歯の矯正をしたことは、人前に出る仕事について、ものすごく感謝しているのに。
聖心という学校はとても堅かったけど、そこで学べたことや、出会った友達は「一生の宝だな。」って、思っているのに。
怪我をしても、私は何度も克服して、復活することができ、その「力」に感謝しているのに。
それでも、母は自分を責めるのだ。
そんな母が病気の私に先立たれたとき、どう思って、苦しむか、予想がつく。
母は、私が想像できないくらい深く悲しみ、そして自分を責めると思う。
父もまた、気持ちは母と同じだけど、父は父なりの「距離」をとって、いつも私と接していた。
本当は毎日、顔を出したいと思っているけど、1週間に2〜3回「どうだ?」って、お見舞いにくる。

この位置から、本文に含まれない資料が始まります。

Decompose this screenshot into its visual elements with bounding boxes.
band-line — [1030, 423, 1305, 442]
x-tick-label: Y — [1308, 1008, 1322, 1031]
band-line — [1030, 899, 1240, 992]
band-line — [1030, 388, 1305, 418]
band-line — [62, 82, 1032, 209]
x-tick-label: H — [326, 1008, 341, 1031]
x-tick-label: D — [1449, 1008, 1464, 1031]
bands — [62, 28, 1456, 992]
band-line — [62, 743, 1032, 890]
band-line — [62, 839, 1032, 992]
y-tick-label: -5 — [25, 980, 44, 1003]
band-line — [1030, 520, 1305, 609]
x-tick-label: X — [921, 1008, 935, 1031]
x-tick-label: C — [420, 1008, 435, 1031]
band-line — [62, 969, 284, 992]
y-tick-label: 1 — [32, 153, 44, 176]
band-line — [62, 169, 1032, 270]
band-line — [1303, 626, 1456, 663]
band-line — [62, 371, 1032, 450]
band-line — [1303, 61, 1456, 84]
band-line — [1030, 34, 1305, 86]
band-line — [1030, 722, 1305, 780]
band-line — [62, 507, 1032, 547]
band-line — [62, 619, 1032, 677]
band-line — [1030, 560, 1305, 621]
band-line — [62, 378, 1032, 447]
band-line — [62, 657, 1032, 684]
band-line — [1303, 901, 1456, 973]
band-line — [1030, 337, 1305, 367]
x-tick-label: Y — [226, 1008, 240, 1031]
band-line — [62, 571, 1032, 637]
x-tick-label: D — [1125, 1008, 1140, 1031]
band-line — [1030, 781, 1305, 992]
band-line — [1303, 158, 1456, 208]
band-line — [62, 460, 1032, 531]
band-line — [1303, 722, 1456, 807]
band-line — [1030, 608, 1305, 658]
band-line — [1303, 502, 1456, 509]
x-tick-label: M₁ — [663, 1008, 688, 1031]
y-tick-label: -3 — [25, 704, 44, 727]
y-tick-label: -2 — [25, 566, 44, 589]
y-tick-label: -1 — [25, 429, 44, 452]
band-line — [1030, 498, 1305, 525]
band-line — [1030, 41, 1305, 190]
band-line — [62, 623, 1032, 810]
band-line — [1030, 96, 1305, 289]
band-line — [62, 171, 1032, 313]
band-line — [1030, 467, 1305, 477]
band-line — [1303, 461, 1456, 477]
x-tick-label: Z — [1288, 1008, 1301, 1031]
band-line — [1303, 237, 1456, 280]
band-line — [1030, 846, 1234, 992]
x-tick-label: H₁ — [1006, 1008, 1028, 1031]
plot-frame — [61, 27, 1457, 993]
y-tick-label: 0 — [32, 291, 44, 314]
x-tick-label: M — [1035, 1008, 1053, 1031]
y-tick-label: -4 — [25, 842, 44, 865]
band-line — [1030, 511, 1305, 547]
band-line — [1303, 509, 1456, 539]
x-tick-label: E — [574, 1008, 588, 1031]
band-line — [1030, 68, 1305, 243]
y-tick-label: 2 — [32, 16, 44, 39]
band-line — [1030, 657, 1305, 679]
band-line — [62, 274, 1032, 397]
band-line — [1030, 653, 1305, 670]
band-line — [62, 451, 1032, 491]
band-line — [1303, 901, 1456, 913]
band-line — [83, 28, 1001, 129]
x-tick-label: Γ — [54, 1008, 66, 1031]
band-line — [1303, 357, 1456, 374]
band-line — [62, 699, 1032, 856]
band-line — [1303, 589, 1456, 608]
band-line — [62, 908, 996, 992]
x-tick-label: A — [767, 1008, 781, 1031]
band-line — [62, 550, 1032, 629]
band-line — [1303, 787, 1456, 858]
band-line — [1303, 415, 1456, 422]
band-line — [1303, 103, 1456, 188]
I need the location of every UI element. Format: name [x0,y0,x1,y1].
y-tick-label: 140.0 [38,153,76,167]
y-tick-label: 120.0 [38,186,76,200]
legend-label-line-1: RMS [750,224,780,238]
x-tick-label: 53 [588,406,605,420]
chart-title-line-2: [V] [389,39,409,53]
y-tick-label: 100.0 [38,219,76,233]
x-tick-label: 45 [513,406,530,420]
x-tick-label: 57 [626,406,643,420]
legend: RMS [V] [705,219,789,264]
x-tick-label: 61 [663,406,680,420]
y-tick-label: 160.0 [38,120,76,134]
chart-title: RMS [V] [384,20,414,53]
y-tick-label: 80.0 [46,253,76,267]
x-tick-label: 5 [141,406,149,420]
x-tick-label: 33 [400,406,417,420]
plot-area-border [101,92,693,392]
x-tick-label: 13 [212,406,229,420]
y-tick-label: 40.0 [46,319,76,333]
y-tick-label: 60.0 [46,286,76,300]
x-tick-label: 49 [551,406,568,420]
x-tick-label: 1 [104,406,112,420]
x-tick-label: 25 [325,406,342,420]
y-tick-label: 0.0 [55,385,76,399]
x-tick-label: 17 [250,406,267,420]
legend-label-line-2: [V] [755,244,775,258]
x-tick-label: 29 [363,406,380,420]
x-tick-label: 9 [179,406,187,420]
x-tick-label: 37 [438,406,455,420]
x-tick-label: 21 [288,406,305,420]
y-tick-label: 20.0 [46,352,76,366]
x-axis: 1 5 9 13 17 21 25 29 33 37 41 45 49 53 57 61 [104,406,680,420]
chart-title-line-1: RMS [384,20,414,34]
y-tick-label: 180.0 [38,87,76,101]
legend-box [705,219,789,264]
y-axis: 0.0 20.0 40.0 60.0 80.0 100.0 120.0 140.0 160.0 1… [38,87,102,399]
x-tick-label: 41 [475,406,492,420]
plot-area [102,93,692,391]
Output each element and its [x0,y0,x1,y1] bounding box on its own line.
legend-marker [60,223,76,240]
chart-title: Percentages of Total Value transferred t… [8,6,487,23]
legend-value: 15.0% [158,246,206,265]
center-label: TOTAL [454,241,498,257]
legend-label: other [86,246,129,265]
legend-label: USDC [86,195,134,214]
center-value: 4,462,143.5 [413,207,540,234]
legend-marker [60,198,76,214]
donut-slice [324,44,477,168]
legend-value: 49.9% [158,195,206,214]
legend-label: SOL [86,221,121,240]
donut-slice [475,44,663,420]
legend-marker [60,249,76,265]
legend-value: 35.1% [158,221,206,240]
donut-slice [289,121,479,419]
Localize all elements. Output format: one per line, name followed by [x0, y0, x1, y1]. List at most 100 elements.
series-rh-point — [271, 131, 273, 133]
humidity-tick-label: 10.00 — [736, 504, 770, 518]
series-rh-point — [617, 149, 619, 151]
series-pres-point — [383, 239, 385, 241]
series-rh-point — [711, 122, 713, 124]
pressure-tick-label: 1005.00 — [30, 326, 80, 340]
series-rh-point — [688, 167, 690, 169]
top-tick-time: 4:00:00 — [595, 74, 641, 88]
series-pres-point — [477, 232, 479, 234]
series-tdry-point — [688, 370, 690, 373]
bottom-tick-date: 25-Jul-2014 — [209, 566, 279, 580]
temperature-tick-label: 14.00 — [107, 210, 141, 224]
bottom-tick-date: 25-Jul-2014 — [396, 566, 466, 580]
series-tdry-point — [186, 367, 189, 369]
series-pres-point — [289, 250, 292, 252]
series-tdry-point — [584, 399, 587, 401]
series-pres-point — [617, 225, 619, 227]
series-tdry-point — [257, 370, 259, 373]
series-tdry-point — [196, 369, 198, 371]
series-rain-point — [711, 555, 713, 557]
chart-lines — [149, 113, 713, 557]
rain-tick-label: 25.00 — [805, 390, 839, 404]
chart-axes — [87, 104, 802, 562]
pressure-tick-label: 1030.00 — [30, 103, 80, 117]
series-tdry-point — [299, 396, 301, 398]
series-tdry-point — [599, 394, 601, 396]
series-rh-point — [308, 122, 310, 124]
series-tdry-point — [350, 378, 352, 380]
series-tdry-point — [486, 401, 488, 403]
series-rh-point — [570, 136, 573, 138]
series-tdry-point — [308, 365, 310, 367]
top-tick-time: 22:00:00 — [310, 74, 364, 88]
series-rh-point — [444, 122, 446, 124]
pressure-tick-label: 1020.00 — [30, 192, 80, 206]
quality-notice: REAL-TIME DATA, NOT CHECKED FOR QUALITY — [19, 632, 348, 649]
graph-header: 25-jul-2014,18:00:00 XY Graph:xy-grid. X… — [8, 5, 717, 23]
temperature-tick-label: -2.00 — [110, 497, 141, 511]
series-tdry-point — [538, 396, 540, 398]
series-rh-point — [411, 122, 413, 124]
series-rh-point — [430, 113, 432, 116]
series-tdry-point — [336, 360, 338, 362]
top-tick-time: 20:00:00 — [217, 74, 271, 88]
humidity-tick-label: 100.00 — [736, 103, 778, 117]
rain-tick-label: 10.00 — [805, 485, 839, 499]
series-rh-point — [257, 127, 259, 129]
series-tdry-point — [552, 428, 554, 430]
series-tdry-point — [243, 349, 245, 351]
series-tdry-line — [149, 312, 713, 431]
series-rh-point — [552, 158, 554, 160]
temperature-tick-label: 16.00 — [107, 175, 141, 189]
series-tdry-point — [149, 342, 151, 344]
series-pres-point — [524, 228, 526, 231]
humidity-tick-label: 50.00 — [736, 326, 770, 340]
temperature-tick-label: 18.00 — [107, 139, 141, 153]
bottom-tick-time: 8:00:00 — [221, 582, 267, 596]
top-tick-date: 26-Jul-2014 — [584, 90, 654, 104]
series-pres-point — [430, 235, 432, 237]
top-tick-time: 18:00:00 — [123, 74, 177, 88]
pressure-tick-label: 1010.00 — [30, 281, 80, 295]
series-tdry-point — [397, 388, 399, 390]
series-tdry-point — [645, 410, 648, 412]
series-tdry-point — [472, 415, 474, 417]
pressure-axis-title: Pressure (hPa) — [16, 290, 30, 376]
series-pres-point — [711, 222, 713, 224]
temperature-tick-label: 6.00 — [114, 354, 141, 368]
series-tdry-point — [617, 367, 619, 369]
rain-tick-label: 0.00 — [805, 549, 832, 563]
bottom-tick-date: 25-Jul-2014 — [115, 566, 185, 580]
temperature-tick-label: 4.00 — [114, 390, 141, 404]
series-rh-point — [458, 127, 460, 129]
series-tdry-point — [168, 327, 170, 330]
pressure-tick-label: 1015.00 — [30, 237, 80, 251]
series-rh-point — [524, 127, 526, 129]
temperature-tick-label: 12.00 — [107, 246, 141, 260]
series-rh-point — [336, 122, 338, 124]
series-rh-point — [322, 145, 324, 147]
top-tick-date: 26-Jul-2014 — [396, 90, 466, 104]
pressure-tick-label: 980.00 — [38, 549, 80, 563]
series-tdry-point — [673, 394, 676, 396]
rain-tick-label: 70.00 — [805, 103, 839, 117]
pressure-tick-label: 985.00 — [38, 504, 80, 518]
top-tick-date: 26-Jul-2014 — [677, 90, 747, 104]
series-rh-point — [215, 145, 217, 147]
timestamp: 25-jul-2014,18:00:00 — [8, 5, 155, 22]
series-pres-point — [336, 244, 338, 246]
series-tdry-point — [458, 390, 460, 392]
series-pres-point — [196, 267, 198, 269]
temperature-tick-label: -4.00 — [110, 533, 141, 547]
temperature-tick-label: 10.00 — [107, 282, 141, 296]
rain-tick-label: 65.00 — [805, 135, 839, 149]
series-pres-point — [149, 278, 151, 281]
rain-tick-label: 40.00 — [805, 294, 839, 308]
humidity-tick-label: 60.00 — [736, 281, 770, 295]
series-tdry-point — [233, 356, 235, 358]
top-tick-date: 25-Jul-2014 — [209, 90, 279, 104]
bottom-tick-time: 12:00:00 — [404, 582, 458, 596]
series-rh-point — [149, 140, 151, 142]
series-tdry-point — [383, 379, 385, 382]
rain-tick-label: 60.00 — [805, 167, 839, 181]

あまりにもやさしい父は、私をどう見守ったらいいか、とまどい、
私には何も見せないけど、一人のとき、悲しみ、苦しんでいる。
まだ、親孝行を何一つしてないのに、私は、最後の最後まで、何もできずに、
親を悲しませ、先に逝かなくてはならないのか?
考えると悔しくて、涙がとまらない。
そして、ケイ。今、一番近くにいてくれて、甘えさせてくれるケイ。
私が逝ってしまったら、私を忘れてしまうだろうか?
時間がたてば必ず忘れて、また「新しい彼女」ができて、
手をつないで歩いて、肩をよせあって話して、ばか話して笑って、新しい生活を新しい人とするよね?
その一つ一つを思い浮かべるだけで、悲しくて、つらい。
私の存在が消えてなくなる。
残されて、生きなくてはならない人は、しばらくの間はつらいけど、きっと忘れる。忘れなければ、
つらくて生きて行かれないから、きっと忘れる。
私の心だけが置いていかれる。そこでストップして、置いていかれる。
エゴイスティックな私の心は、できれば忘れないでいてほしいと、思っている。
私が死んでも、私のことを思っていてほしいと思っている。
テレビで自殺のニュースが流れると、無償に腹が立って、
「その命私にくれ!!その命いらないなら私にくれ!!」と怒鳴った。
激しく嘔吐しながらも、怒鳴った。
そのくらい「命」が惜しかった。
まだ、まだ、この世の人と一緒にいたいのに。
まだまだ、会いたい人がいっぱいいるのに。
まだまだ、伝えたいことがいっぱいあるのに。
つらいのは人との別れだ。
その命、粗末にするなら、私にくれ!
何度も何度も、声に出して、願った。